I thought this would be the appropriate community to ask this question.
Back when Apple had their developer's conference over the summer, I was aware that they were going to make Swift open source.
I was under the impression that Xcode would not be ported to Linux, but I was under the understanding that some entity would create a development program to imitate Xcode.
Therefore, I am wondering about new developments in this situation.
Does anyone have any more current knowledge about this topic or any experiences with this?
However, you need to use Xcode to build an iOS app and Xcode will only work on macOS. You cannot get away with Linux or Windows. We can, however, build and distribute the apps to Google Play Store or Apple App Store using a CI/CD product like Codemagic.
Xcode is the graphical interface you'll use to write iOS apps. Xcode includes the iOS SDK, tools, compilers, and frameworks you need specifically to design, develop, write code, and debug an app for iOS. For native mobile app development on iOS, Apple suggests using the modern Swift programming language.
Swift is a powerful and intuitive programming language for iOS, iPadOS, macOS, tvOS, and watchOS. Writing Swift code is interactive and fun, the syntax is concise yet expressive, and Swift includes modern features developers love. Swift code is safe by design and produces software that runs lightning-fast.

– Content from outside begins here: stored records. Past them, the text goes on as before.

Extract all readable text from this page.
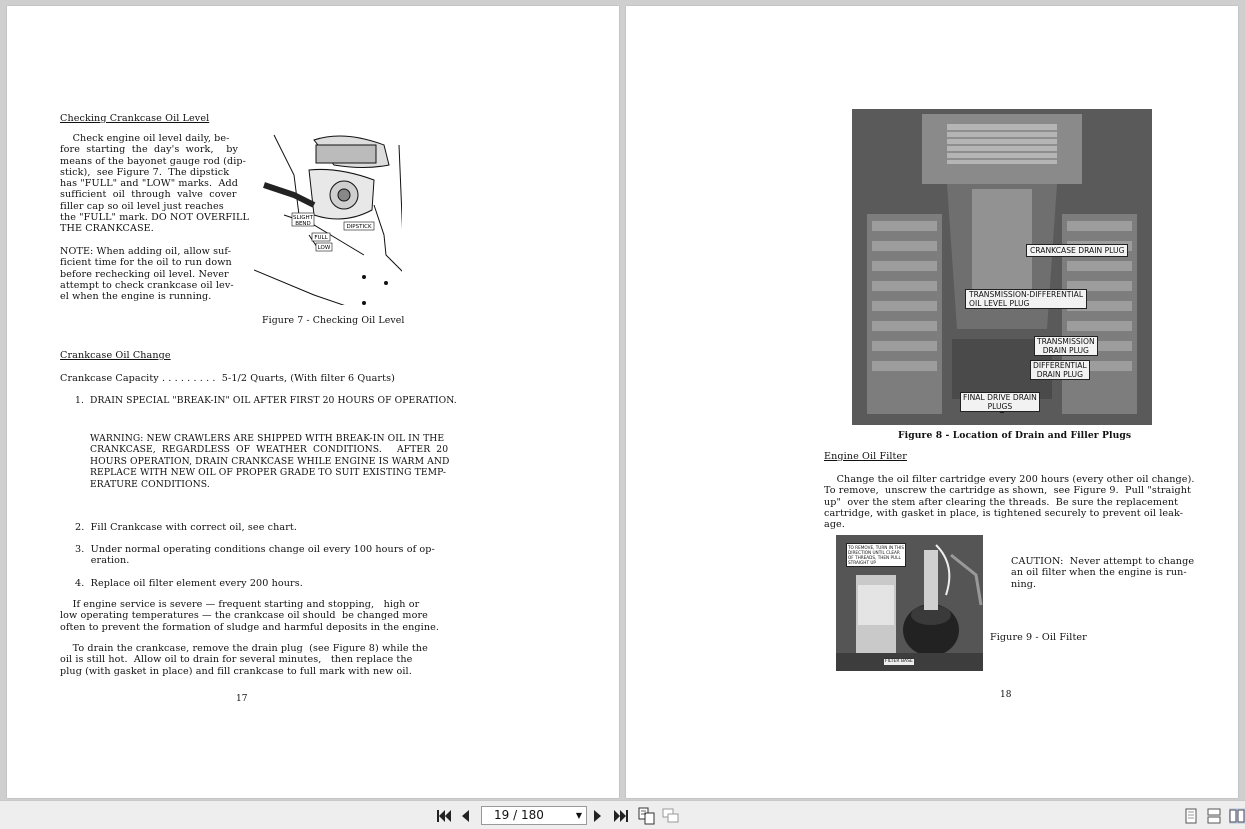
Checking Crankcase Oil Level
Check engine oil level daily, be-
fore  starting  the  day's  work,    by
means of the bayonet gauge rod (dip-
stick),  see Figure 7.  The dipstick
has "FULL" and "LOW" marks.  Add
sufficient  oil  through  valve  cover
filler cap so oil level just reaches
the "FULL" mark. DO NOT OVERFILL
THE CRANKCASE.
NOTE: When adding oil, allow suf-
ficient time for the oil to run down
before rechecking oil level. Never
attempt to check crankcase oil lev-
el when the engine is running.
SLIGHT
BEND	DIPSTICK
FULL
LOW
Figure 7 - Checking Oil Level
Crankcase Oil Change
Crankcase Capacity . . . . . . . . .  5-1/2 Quarts, (With filter 6 Quarts)
1.  DRAIN SPECIAL "BREAK-IN" OIL AFTER FIRST 20 HOURS OF OPERATION.
WARNING: NEW CRAWLERS ARE SHIPPED WITH BREAK-IN OIL IN THE
CRANKCASE,  REGARDLESS  OF  WEATHER  CONDITIONS.     AFTER  20
HOURS OPERATION, DRAIN CRANKCASE WHILE ENGINE IS WARM AND
REPLACE WITH NEW OIL OF PROPER GRADE TO SUIT EXISTING TEMP-
ERATURE CONDITIONS.
2.  Fill Crankcase with correct oil, see chart.
3.  Under normal operating conditions change oil every 100 hours of op-
eration.
4.  Replace oil filter element every 200 hours.
If engine service is severe — frequent starting and stopping,   high or
low operating temperatures — the crankcase oil should  be changed more
often to prevent the formation of sludge and harmful deposits in the engine.
To drain the crankcase, remove the drain plug  (see Figure 8) while the
oil is still hot.  Allow oil to drain for several minutes,   then replace the
plug (with gasket in place) and fill crankcase to full mark with new oil.
17
CRANKCASE DRAIN PLUG
TRANSMISSION-DIFFERENTIAL
OIL LEVEL PLUG
TRANSMISSION
DRAIN PLUG
DIFFERENTIAL
DRAIN PLUG
FINAL DRIVE DRAIN
PLUGS
Figure 8 - Location of Drain and Filler Plugs
Engine Oil Filter
Change the oil filter cartridge every 200 hours (every other oil change).
To remove,  unscrew the cartridge as shown,  see Figure 9.  Pull "straight
up"  over the stem after clearing the threads.  Be sure the replacement
cartridge, with gasket in place, is tightened securely to prevent oil leak-
age.
TO REMOVE, TURN IN THIS
DIRECTION UNTIL CLEAR
OF THREADS, THEN PULL
STRAIGHT UP
FILTER BASE
CAUTION:  Never attempt to change
an oil filter when the engine is run-
ning.
Figure 9 - Oil Filter
18
19 / 180	▼
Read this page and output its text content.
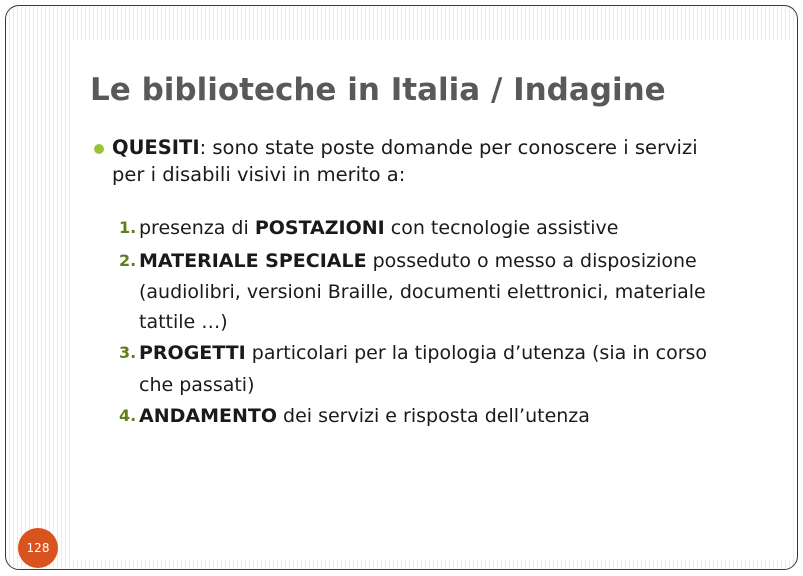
Le biblioteche in Italia / Indagine
QUESITI: sono state poste domande per conoscere i servizi
per i disabili visivi in merito a:
1. presenza di POSTAZIONI con tecnologie assistive
2. MATERIALE SPECIALE posseduto o messo a disposizione
(audiolibri, versioni Braille, documenti elettronici, materiale
tattile …)
3. PROGETTI particolari per la tipologia d’utenza (sia in corso
che passati)
4. ANDAMENTO dei servizi e risposta dell’utenza
128
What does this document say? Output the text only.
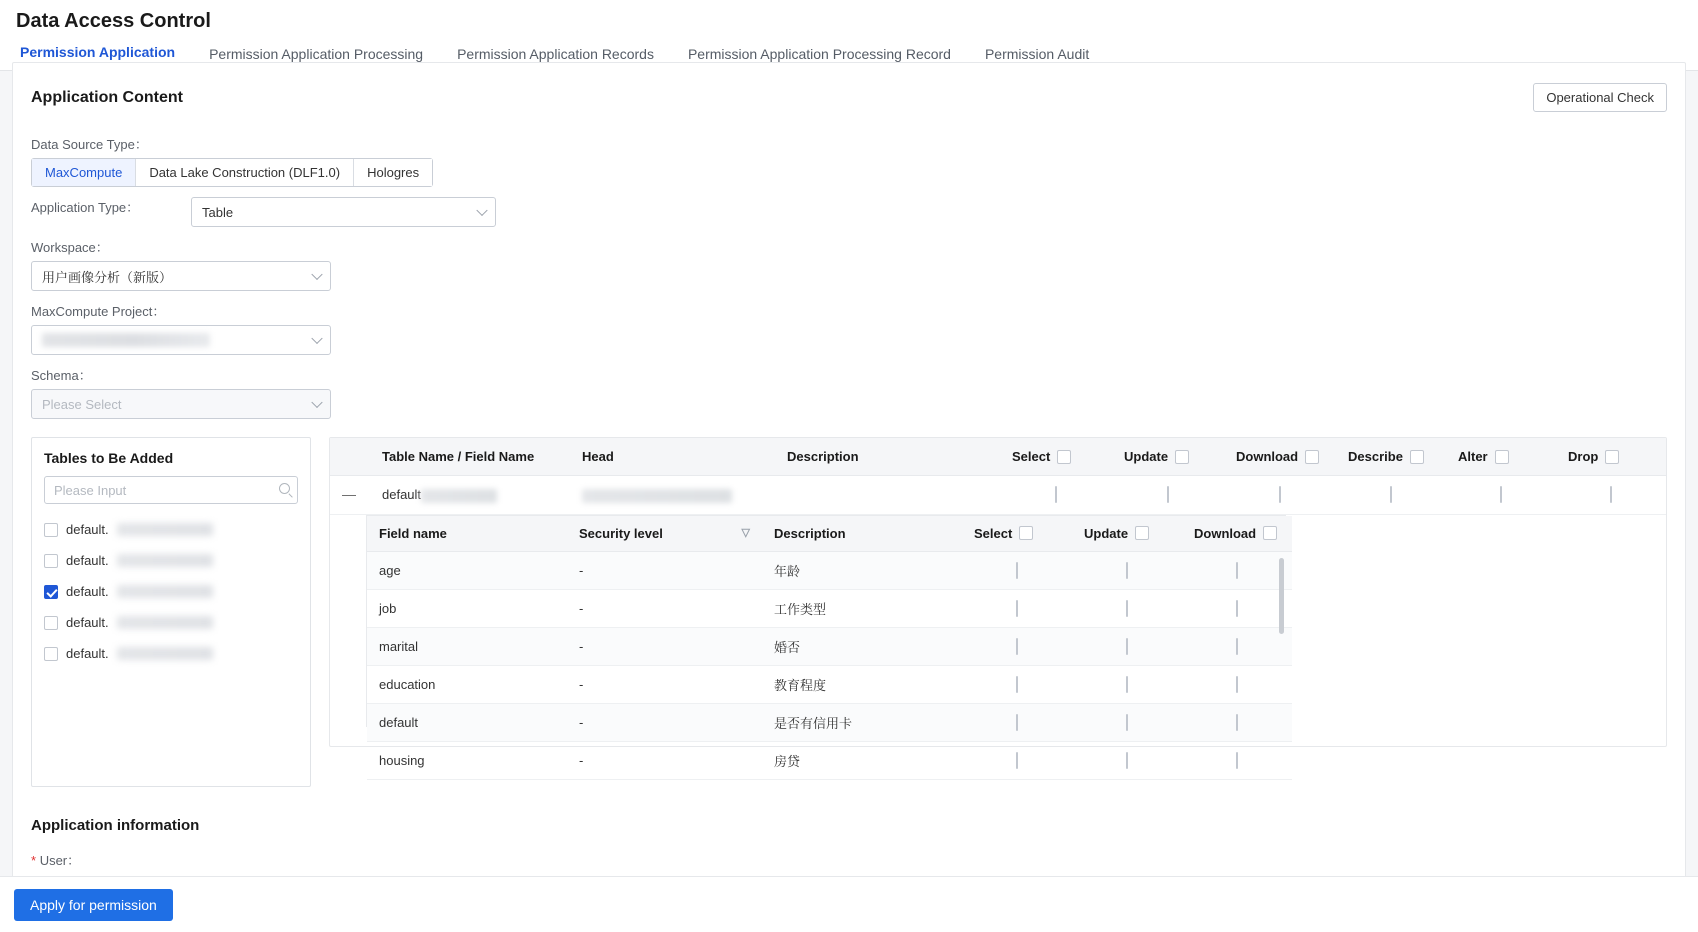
Data Access Control
Permission Application Permission Application Processing Permission Application Records Permission Application Processing Record Permission Audit
Application Content	Operational Check
Data Source Type：
MaxCompute	Data Lake Construction (DLF1.0)	Hologres
Application Type：	Table
Workspace：
用户画像分析（新版）
MaxCompute Project：
Schema：
Please Select
Tables to Be Added
Please Input
default.
default.
default.
default.
default.
	Table Name / Field Name	Head	Description	Select	Update	Download	Describe	Alter	Drop

—	default								
Field name	Security level ▽	Description	Select	Update	Download

age	-	年龄			
job	-	工作类型			
marital	-	婚否			
education	-	教育程度			
default	-	是否有信用卡			
housing	-	房贷			
Application information
* User：
Apply for permission
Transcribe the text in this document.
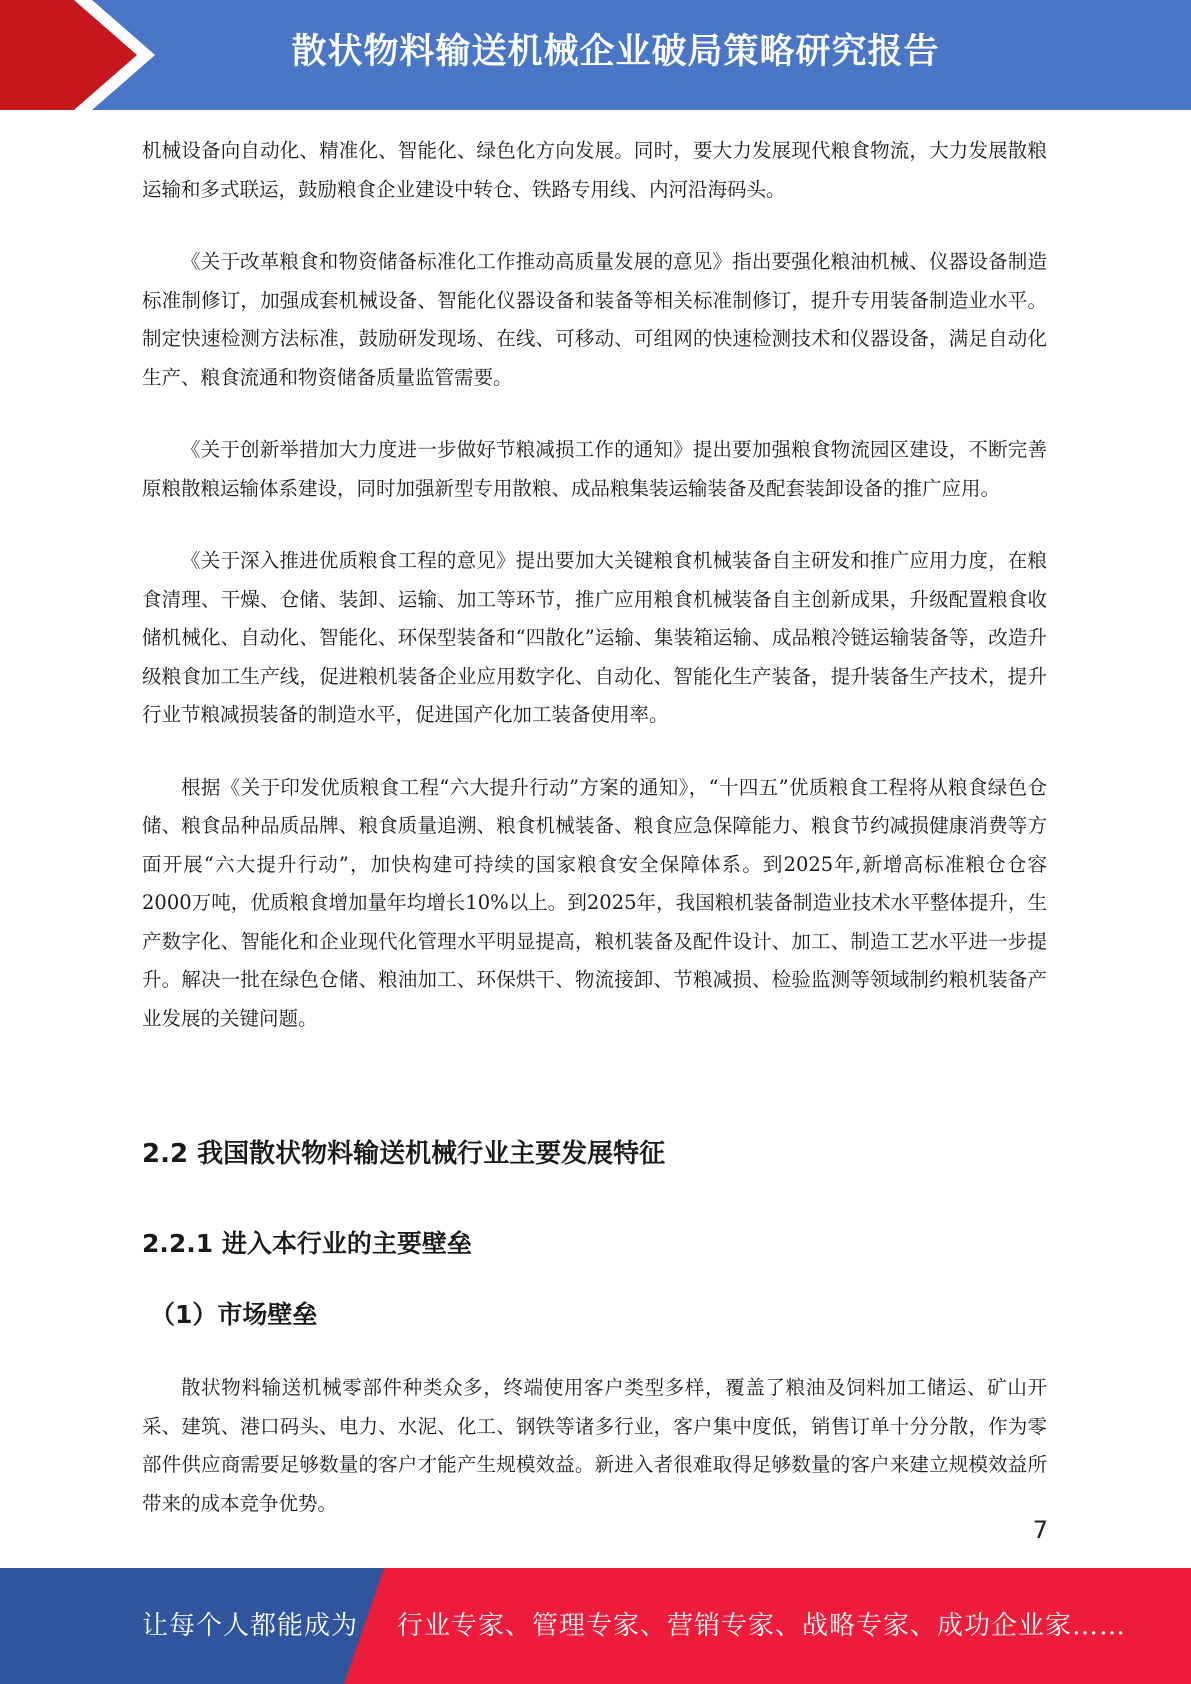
散状物料输送机械企业破局策略研究报告

机械设备向自动化、精准化、智能化、绿色化方向发展。同时，要大力发展现代粮食物流，大力发展散粮运输和多式联运，鼓励粮食企业建设中转仓、铁路专用线、内河沿海码头。

《关于改革粮食和物资储备标准化工作推动高质量发展的意见》指出要强化粮油机械、仪器设备制造标准制修订，加强成套机械设备、智能化仪器设备和装备等相关标准制修订，提升专用装备制造业水平。制定快速检测方法标准，鼓励研发现场、在线、可移动、可组网的快速检测技术和仪器设备，满足自动化生产、粮食流通和物资储备质量监管需要。

《关于创新举措加大力度进一步做好节粮减损工作的通知》提出要加强粮食物流园区建设，不断完善原粮散粮运输体系建设，同时加强新型专用散粮、成品粮集装运输装备及配套装卸设备的推广应用。

《关于深入推进优质粮食工程的意见》提出要加大关键粮食机械装备自主研发和推广应用力度，在粮食清理、干燥、仓储、装卸、运输、加工等环节，推广应用粮食机械装备自主创新成果，升级配置粮食收储机械化、自动化、智能化、环保型装备和“四散化”运输、集装箱运输、成品粮冷链运输装备等，改造升级粮食加工生产线，促进粮机装备企业应用数字化、自动化、智能化生产装备，提升装备生产技术，提升行业节粮减损装备的制造水平，促进国产化加工装备使用率。

根据《关于印发优质粮食工程“六大提升行动”方案的通知》，“十四五”优质粮食工程将从粮食绿色仓储、粮食品种品质品牌、粮食质量追溯、粮食机械装备、粮食应急保障能力、粮食节约减损健康消费等方面开展“六大提升行动”，加快构建可持续的国家粮食安全保障体系。到2025年,新增高标准粮仓仓容2000万吨，优质粮食增加量年均增长10%以上。到2025年，我国粮机装备制造业技术水平整体提升，生产数字化、智能化和企业现代化管理水平明显提高，粮机装备及配件设计、加工、制造工艺水平进一步提升。解决一批在绿色仓储、粮油加工、环保烘干、物流接卸、节粮减损、检验监测等领域制约粮机装备产业发展的关键问题。

2.2 我国散状物料输送机械行业主要发展特征
2.2.1 进入本行业的主要壁垒
（1）市场壁垒

散状物料输送机械零部件种类众多，终端使用客户类型多样，覆盖了粮油及饲料加工储运、矿山开采、建筑、港口码头、电力、水泥、化工、钢铁等诸多行业，客户集中度低，销售订单十分分散，作为零部件供应商需要足够数量的客户才能产生规模效益。新进入者很难取得足够数量的客户来建立规模效益所带来的成本竞争优势。

7
让每个人都能成为 行业专家、管理专家、营销专家、战略专家、成功企业家……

There's a misunderstanding here.
Swift the programming language is open source.
It doesn't mean that iOS or OS X frameworks, like Cocoa, UIKit, etc, are available in Linux - Apple didn't announce that.
When you make an app for iOS using Swift, you have to import UIKit and other libraries - those are the iOS parts.
Swift is just the language - you can already make an iOS app with Ruby, Objective-C, JavaScript, etc, using these same libraries.